What is your moral obligation to lend out your generator when others lose power and how far out of your way do you go to do so? That’s a topic I’ve been thinking about now that we’ve had a series of really bad storms over the years where we’ve lost power for a day or more. In the case of Sandy, most houses around us in PA had power back within a few days, but one state over in NJ, many of my friends and colleagues are still without power a week later. I have some mixed thoughts on the fact that we have a generator and most of our friends and neighbors don’t. Let’s start at the beginning:
- We have had finished basements in both our first home and our current home, each of which ended up with water on the carpet during major storms when we lost power. I learned my lesson and went out and bought a generator (on top of installing back-up battery powered sump systems). Generators can go from anywhere from the $200s through $900s depending on how much stuff you want to power.
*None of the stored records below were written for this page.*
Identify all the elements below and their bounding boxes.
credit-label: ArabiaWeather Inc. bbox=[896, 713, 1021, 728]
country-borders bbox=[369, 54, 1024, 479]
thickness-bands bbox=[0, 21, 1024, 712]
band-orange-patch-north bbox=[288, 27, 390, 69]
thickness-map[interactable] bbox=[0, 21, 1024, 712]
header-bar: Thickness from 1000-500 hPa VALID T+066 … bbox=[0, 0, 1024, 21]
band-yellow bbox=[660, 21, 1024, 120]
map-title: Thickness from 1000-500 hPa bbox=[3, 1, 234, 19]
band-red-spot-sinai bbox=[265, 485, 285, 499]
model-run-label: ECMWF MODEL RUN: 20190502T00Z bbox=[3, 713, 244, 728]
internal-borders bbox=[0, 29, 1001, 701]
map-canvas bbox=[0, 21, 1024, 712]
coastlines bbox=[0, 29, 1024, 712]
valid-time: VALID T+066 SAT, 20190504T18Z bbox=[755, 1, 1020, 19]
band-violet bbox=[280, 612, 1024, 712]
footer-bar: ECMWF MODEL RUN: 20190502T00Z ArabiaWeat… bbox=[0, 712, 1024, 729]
Or you could go full-hog and buy a whole-house generator that kicks on automatically, etc. People in areas that are much more prone to prolonged ice storms and are more remote often have these. They can run upwards of a few grand to buy, install and maintain. Anyway, last Spring, after the storm season, I got a 40% off deal at Lowes, so if I recall, it was like $300 for a $500 generator.
- This time around, once we got our power back, we did lend it out to our friends who were only a few blocks away but didn’t have power yet. They were concerned about their sump pump keeping up with the water and the food in their fridge. To just sit there and let them incur significant losses in damages or spoiled food just wouldn’t sit well with me, plus they’re friends! But how far do you take this?
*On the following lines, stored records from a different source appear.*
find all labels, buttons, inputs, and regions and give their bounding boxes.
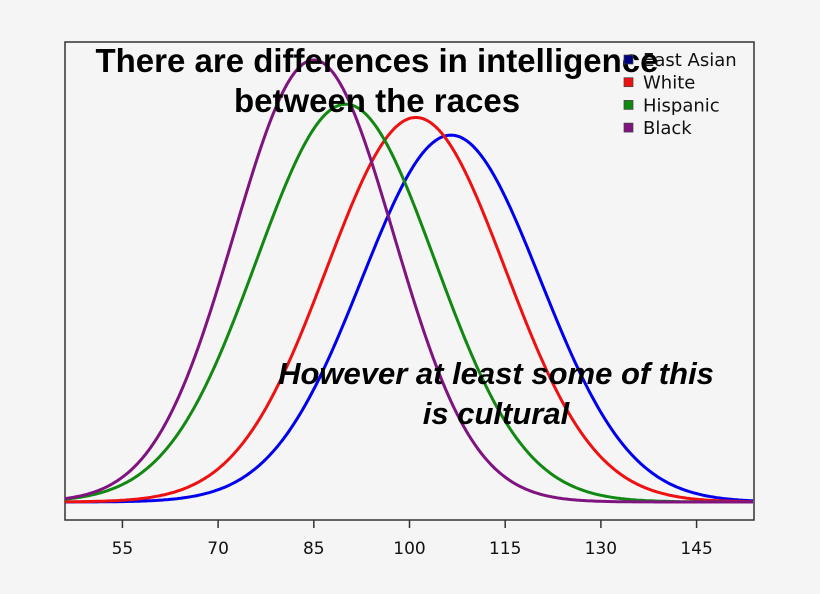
curves — [64, 58, 754, 504]
legend-label: East Asian — [643, 50, 737, 71]
chart-title: There are differences in intelligence be… — [95, 42, 658, 119]
legend-swatch-icon — [623, 54, 634, 65]
curve-black — [64, 58, 753, 504]
curve-east-asian — [65, 133, 754, 504]
legend-label: Hispanic — [643, 95, 720, 116]
x-tick-label: 55 — [112, 539, 134, 559]
legend-swatch-icon — [623, 122, 634, 133]
annotation-line-1: However at least some of this — [278, 356, 714, 391]
title-line-2: between the races — [234, 82, 520, 119]
x-tick-label: 85 — [303, 539, 325, 559]
curve-hispanic — [64, 102, 753, 504]
legend-label: White — [643, 73, 695, 94]
x-tick-label: 145 — [680, 539, 712, 559]
legend-label: Black — [643, 118, 692, 139]
legend-swatch-icon — [623, 77, 634, 88]
x-tick-label: 70 — [207, 539, 229, 559]
title-line-1: There are differences in intelligence — [95, 42, 658, 79]
x-axis: 55 70 85 100 115 130 145 — [112, 520, 713, 559]
x-tick-label: 100 — [393, 539, 425, 559]
x-tick-label: 130 — [585, 539, 617, 559]
legend-swatch-icon — [623, 100, 634, 110]
x-tick-label: 115 — [489, 539, 521, 559]
annotation: However at least some of this is cultura… — [278, 356, 714, 431]
plot-area — [64, 41, 755, 521]
annotation-line-2: is cultural — [423, 396, 571, 431]
curve-white — [65, 116, 753, 504]
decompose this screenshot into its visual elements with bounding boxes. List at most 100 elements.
- While our friends were using our generator, we saw other pleas for help in our local social networking streams asking to borrow anyone’s generator. Now with Facebook and email chains, you can see different people frantic about water in the basement or food spoiling. You feel for them. If it’s someone you don’t really know well, (say, a friend of a friend commenting on Facebook or whatever), should you feel obligated to loan out your generator? Fortunately for us, we didn’t really have to contend with any moral obligation because we DID lend it out to friends and when we got it back power was finally restored in most areas near us and when we offered it to our other friends in another town and they declined since they weren’t worried about their unfinished basement.
- On one hand, you have to wonder why people that know their basements are prone to flooding and know we’ve lost power at least 1-2 times each year over the past few years would not have purchased a generator. It’s not a financial issue given the area we live in and the material possessions in each example (it’s a priority thing). And I’m going to go out on a limb here and say that the majority of our friends and friends-of-friends will not go out and purchase one in the near future either, even after Hurricane Sandy.
- I don’t mind helping out a friend and I’d hope they’d do the same for us, but it does carry some cost to us. I mean, I lend it out with gas in it which gets consumed (~$8-$12), I help load it into their truck, drive to their house and unload it since it’s so damn heavy (my time). Then there’s the use/depreciation (~$10+ per use?). I didn’t initially appreciate how much maintenance goes into proper use and storage of a generator. A generator has a rough lifespan and the more you use it, the sooner something’s going to go on it. You also have to constantly drain/re-add oil, use stabilizer or run the gas out, etc. So, if we’re always lending ours out left and right when the power goes and people run it into the ground, will it cease to work when we really need it a few years down the road? It just makes you wonder why people don’t go buy one themselves.
A Few Questions:
- Did you experience hardship during Hurricane Sandy?
- Did you have or borrow a generator?
- If you don’t have a generator now, are you planning to buy one once they’re re-stocked? Why or Why Not.
- Where do you draw the line in how much effort you expend to lend out a generator during storms in your experience?